The 21 yr old currently pays rent to us on the home I lived in before his dad and I married. He and I have a good relationship (not close enough to call me "mom:, but we get along well). He is attending school and working for the National Gaurd as a recruiter.
The 19 yr old lives with us. He is attending a two year school (entering his 2nd year). We have struggled with his attitude for some time. we discovered that he has been smoking pot. We have told him that this is not acceptable in our home. His father even ordered test strips...he took his car away once for a month only to be used for work and school. he continues to smoke it. We also discovered that he was skiping classes to smoke and barely passed the last semester. he has been caught lieing to us (saying he was going to work only to go party). He tells us he has to work late only to go party. We received a phone call at 3am from a highway patrol saying he and his friend were pulled over for smoking pot in the car. we had to pick him up from where the officer pulled him and he did not receive any punishment from the officer. My husband lectured him and took his car away for a time for that as well. Now he wants to go to school 2hrs away and has asked my husband to co-sighn a student loan. My husband does not want to sighn due to his partying track record and lack of attending school thus far. But he struggles with the fact of how else will he be able to attend school. My 17 yr old daughter and the 19 yr old ss used to be great friends. but when the smoking, lieing, disrespecting began she wanted and wants nothing to do with him. He and my 14 yr old son never even speak. the 19 yr old tries to find ways to never be at home. When he is, everyone is uncomfortable and waiting for the next lie to be spoken from him. 
I'm at the end...I don't like being at home anymore cause its always some sort of stressful situation that arises. I don't know how to be a step mom to these boys. My two children are not angels, but they have never given me this type of grief.


----------



## PrivateTalk (May 27, 2011)

I don't think that your hubby should co-sign for him, have his father explain why i.e. you didn't and don't attend school now why would I co-sign for you to skip out and leave me the bill?

also I'm guessing your from the states because at 18 here they are considered an adult and a cop pulling you over whould look at you like you were nuts wanting to call daddy to pick you up.

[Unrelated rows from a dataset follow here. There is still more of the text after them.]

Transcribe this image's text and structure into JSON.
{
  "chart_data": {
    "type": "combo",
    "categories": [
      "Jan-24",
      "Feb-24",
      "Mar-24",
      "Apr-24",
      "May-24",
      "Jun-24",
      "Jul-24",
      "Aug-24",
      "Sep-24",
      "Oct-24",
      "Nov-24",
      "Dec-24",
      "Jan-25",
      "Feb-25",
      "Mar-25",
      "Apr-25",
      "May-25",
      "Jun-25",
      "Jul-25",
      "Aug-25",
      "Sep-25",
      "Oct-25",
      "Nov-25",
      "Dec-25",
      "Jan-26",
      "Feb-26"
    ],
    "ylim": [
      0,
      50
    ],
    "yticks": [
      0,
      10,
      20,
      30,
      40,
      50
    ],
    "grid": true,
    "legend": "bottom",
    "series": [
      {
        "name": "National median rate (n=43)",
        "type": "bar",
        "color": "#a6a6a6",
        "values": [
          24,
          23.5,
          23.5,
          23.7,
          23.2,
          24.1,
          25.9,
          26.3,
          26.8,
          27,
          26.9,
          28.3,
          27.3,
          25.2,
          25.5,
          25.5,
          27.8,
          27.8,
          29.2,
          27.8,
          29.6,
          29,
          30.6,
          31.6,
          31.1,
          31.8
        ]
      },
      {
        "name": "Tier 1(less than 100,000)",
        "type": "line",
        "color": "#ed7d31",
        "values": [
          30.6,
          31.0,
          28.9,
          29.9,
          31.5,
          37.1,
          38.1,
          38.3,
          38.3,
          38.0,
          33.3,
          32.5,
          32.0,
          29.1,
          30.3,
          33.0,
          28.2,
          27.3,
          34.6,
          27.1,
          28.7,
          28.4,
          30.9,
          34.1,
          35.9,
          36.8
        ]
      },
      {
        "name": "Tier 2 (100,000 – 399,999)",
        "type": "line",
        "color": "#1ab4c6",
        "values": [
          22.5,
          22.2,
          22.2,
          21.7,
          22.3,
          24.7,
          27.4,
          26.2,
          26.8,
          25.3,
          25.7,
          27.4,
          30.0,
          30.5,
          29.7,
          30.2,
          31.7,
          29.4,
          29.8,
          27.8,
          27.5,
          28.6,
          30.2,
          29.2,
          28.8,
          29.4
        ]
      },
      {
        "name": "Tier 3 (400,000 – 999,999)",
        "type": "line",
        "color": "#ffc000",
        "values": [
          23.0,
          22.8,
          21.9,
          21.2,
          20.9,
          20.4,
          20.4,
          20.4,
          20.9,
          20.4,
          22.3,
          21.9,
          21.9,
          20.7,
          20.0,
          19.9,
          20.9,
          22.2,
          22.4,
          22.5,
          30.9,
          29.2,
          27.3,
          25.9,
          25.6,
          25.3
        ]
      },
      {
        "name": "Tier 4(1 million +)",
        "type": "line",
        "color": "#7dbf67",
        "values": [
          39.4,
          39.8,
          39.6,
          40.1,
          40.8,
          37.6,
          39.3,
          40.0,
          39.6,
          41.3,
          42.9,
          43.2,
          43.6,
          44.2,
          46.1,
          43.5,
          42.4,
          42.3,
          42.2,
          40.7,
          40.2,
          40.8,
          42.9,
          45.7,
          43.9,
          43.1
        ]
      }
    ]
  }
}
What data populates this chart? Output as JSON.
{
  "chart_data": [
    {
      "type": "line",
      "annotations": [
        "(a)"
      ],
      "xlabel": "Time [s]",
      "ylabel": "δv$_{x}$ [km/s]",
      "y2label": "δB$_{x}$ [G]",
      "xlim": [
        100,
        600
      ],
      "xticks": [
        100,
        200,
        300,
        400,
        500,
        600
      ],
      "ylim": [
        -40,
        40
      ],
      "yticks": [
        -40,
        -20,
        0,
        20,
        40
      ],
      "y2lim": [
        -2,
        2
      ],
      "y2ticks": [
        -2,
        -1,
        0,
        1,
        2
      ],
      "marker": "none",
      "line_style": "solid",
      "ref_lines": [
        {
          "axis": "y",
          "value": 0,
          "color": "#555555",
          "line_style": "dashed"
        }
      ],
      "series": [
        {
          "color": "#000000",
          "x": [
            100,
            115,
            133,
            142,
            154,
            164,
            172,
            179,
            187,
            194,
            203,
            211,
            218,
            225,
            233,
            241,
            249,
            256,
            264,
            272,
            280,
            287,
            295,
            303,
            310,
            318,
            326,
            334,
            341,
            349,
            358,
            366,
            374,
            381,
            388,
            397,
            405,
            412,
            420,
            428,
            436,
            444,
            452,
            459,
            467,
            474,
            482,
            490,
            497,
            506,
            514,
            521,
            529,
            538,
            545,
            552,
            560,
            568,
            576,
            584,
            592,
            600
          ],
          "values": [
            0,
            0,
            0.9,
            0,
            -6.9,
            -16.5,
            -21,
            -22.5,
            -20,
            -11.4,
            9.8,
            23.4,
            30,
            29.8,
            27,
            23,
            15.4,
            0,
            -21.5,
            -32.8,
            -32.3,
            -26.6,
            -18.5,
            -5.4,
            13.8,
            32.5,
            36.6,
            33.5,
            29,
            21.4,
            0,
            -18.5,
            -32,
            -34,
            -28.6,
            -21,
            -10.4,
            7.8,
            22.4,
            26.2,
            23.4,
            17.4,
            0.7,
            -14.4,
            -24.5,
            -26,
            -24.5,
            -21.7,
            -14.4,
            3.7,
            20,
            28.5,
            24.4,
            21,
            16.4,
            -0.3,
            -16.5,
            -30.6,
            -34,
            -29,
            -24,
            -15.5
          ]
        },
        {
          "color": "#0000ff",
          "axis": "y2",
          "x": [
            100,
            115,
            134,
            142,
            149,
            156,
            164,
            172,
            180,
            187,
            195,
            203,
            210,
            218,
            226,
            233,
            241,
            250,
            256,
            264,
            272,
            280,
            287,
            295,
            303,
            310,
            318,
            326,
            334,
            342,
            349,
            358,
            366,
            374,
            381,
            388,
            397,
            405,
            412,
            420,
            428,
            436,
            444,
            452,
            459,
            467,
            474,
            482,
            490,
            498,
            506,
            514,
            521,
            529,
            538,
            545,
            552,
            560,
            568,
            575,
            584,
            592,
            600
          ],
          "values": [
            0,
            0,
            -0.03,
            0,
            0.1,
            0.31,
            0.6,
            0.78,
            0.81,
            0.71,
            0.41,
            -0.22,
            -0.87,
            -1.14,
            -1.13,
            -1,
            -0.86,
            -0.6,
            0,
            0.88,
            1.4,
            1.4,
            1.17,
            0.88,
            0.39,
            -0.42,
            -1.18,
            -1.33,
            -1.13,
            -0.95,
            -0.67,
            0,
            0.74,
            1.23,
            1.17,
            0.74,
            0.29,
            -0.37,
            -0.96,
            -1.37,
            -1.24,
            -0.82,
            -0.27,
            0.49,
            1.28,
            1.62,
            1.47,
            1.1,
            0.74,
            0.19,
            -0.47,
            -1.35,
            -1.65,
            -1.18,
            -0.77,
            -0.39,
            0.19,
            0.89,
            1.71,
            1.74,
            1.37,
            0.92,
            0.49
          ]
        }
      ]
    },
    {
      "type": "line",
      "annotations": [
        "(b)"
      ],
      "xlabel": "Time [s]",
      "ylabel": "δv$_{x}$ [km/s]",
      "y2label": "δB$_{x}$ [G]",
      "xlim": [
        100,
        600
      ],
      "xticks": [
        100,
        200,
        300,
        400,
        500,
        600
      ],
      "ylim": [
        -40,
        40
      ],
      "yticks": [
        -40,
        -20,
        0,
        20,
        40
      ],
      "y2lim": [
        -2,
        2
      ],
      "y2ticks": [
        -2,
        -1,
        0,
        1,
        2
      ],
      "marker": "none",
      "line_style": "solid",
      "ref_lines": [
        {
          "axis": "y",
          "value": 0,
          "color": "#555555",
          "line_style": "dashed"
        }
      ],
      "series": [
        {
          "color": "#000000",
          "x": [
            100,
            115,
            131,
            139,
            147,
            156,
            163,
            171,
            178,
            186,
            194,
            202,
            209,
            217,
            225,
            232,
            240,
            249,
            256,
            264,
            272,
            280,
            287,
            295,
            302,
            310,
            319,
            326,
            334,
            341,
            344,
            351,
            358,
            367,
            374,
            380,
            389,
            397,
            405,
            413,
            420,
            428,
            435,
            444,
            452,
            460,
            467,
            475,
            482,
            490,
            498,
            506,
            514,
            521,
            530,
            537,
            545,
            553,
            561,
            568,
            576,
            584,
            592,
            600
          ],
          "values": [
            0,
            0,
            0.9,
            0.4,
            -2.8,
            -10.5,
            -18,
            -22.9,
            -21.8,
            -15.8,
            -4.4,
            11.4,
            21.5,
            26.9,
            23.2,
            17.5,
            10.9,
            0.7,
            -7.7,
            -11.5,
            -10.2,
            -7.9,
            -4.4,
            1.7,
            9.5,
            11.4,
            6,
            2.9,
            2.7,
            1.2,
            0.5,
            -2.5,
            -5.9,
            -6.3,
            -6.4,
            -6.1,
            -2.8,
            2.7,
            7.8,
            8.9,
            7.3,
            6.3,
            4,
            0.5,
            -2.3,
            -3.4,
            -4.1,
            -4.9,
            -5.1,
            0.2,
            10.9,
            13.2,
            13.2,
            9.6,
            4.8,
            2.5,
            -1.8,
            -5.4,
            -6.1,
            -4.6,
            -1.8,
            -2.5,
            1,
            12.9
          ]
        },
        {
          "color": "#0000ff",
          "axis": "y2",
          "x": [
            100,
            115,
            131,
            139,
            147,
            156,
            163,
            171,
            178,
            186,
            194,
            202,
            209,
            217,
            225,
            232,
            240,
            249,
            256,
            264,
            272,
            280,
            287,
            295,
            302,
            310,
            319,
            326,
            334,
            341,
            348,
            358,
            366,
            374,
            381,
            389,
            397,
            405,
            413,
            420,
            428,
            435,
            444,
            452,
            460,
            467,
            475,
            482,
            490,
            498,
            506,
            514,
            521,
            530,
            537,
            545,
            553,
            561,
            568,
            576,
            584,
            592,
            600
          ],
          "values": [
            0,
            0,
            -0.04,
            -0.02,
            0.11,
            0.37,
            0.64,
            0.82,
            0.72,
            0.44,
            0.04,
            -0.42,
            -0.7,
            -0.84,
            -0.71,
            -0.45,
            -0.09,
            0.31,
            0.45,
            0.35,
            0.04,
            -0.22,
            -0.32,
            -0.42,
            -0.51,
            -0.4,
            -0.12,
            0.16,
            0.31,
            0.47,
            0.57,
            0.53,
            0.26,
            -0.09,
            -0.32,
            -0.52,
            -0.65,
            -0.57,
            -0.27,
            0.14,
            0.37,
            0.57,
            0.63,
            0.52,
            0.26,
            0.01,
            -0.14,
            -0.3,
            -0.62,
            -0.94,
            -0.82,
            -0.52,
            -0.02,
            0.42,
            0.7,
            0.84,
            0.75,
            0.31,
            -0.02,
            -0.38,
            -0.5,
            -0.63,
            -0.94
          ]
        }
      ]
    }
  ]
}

I think that you should be charging for rent as this will also be a part of him proving he can handle paying on a school loan later on, but for now prove he can pay his bills by paying rent on time every month that way he can prove he is showing responsibility to debts owed and then you and hubby can decide if he's doing well with that then consider co-signing a school loan.

I think your doing fine, remember they aren't really kids anymore so just try to have a mature realationship they are adults now


----------